The Virginia law went into effect Jan. 1, and while it protects biometric data taken directly from a person, such as fingerprints and retinal scans, it exempts biometric data derived from a photograph or video of that person – which Chad Marlow, senior counsel of the American Civil Liberties Union, points out is where biometric data like faceprints normally comes from.

“Privacy professionals like myself, and pretty much anyone else in the field, can immediately read these laws and see all their weaknesses,” Marlow said of the comprehensive-style laws. “They’re incredibly weak laws. And not only are they weak, but the laws don’t even have private rights of action. So they’re like, not only are we passing weak laws, but you can’t even sue on those weak laws.”

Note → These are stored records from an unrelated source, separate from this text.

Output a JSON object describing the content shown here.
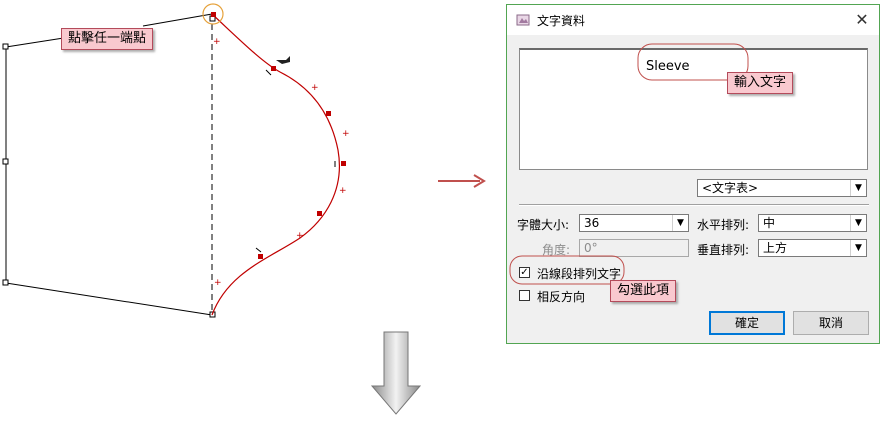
{
  "annotations": {
    "click_endpoint": "點擊任一端點",
    "enter_text": "輸入文字",
    "check_this": "勾選此項"
  },
  "dialog": {
    "title": "文字資料",
    "text_value": "Sleeve",
    "text_table_option": "<文字表>",
    "font_size_label": "字體大小:",
    "font_size_value": "36",
    "angle_label": "角度:",
    "angle_value": "0°",
    "h_align_label": "水平排列:",
    "h_align_value": "中",
    "v_align_label": "垂直排列:",
    "v_align_value": "上方",
    "along_segment_label": "沿線段排列文字",
    "along_segment_checked": true,
    "reverse_label": "相反方向",
    "reverse_checked": false,
    "ok_label": "確定",
    "cancel_label": "取消"
  },
  "colors": {
    "curve": "#c00000",
    "callout_bg": "#f9c9cf",
    "callout_border": "#b44b5b",
    "dialog_border": "#52a552",
    "arrow_right": "#c0504d",
    "highlight_ring": "#e6a23c"
  },
  "icons": {
    "cursor": "cursor-icon",
    "app": "app-icon",
    "close": "close-icon",
    "arrow_right": "arrow-right-icon",
    "arrow_down": "arrow-down-icon"
  }
}
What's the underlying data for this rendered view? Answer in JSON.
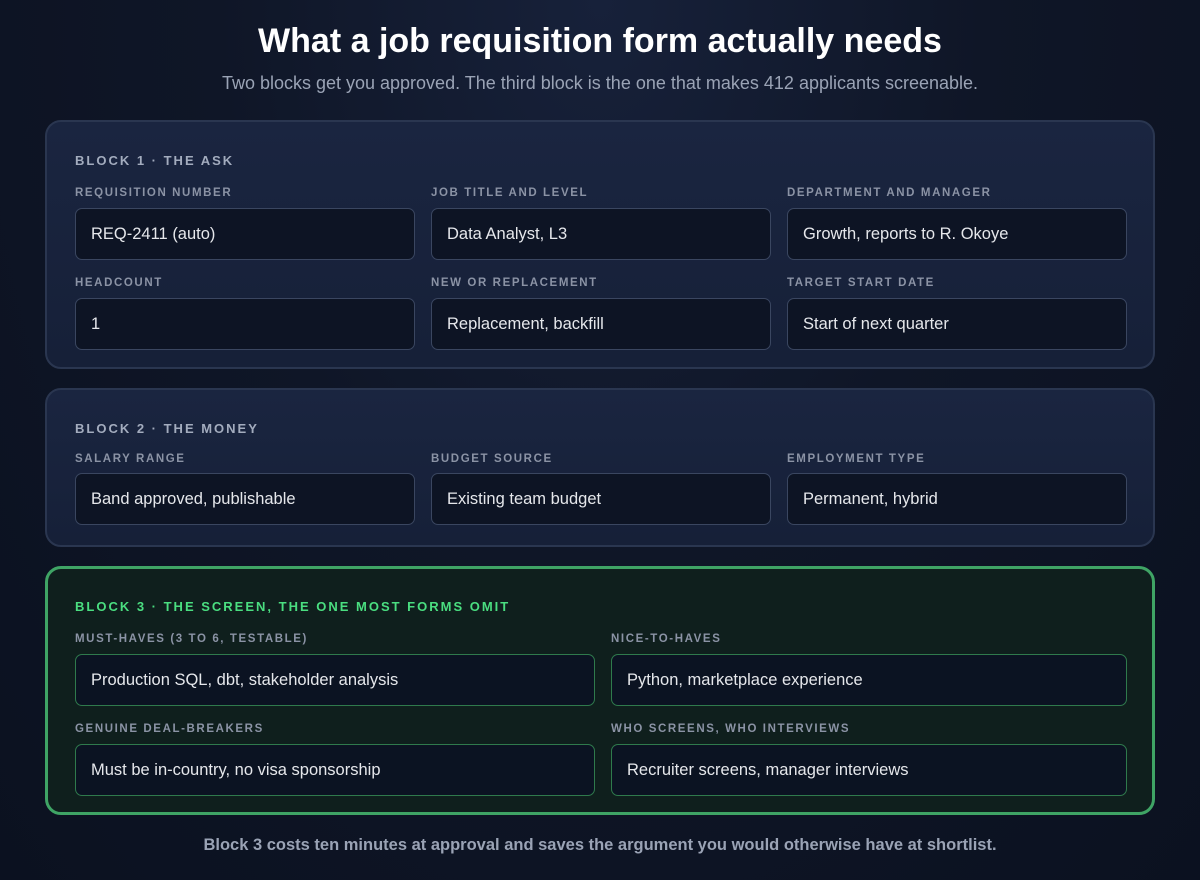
{
  "header": {
    "title": "What a job requisition form actually needs",
    "subtitle": "Two blocks get you approved. The third block is the one that makes 412 applicants screenable."
  },
  "block1": {
    "title": "BLOCK 1 · THE ASK",
    "fields": [
      {
        "label": "REQUISITION NUMBER",
        "value": "REQ-2411 (auto)"
      },
      {
        "label": "JOB TITLE AND LEVEL",
        "value": "Data Analyst, L3"
      },
      {
        "label": "DEPARTMENT AND MANAGER",
        "value": "Growth, reports to R. Okoye"
      },
      {
        "label": "HEADCOUNT",
        "value": "1"
      },
      {
        "label": "NEW OR REPLACEMENT",
        "value": "Replacement, backfill"
      },
      {
        "label": "TARGET START DATE",
        "value": "Start of next quarter"
      }
    ]
  },
  "block2": {
    "title": "BLOCK 2 · THE MONEY",
    "fields": [
      {
        "label": "SALARY RANGE",
        "value": "Band approved, publishable"
      },
      {
        "label": "BUDGET SOURCE",
        "value": "Existing team budget"
      },
      {
        "label": "EMPLOYMENT TYPE",
        "value": "Permanent, hybrid"
      }
    ]
  },
  "block3": {
    "title": "BLOCK 3 · THE SCREEN, THE ONE MOST FORMS OMIT",
    "fields": [
      {
        "label": "MUST-HAVES (3 TO 6, TESTABLE)",
        "value": "Production SQL, dbt, stakeholder analysis"
      },
      {
        "label": "NICE-TO-HAVES",
        "value": "Python, marketplace experience"
      },
      {
        "label": "GENUINE DEAL-BREAKERS",
        "value": "Must be in-country, no visa sponsorship"
      },
      {
        "label": "WHO SCREENS, WHO INTERVIEWS",
        "value": "Recruiter screens, manager interviews"
      }
    ]
  },
  "footer": {
    "note": "Block 3 costs ten minutes at approval and saves the argument you would otherwise have at shortlist."
  },
  "colors": {
    "accent_green": "#4ade80",
    "block3_border": "#3fa465",
    "background": "#0f1627"
  }
}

He said this carve out will still allow larger companies to collect biometric data. Washington’s Slatter said that she also recognized the weakness in some of the comprehensive bills, and, for the My Health, My Data Act, she strengthened protections often found in these types of broad legislation by adding more-specific definitions of protected data.

“So when you look at a comprehensive data privacy bill, generally, there’s a space or a place in these bills that refer to sensitive health data,” she said. “Maybe it’s legal data, immigration data, your Social Security number, or your age, or even your health data. And there’s sort of a separate kind of protection level in a comprehensive data privacy, but it isn’t just that you like purple hiking boots or something like that, right?”

And Zweifel-Keegan of IAPP said that even though Washington state’s law only applies to health data, its broader definition of biometric data signals companies outside of the state need to take biometric privacy more seriously.

“In the biometric space, and even in health data more broadly,” he said, “it’s just clear that these things are becoming more protected, that companies need to be treating them as sensitive data, doing the things that we’ve always said need to be done with sensitive data and maybe some new things as well.”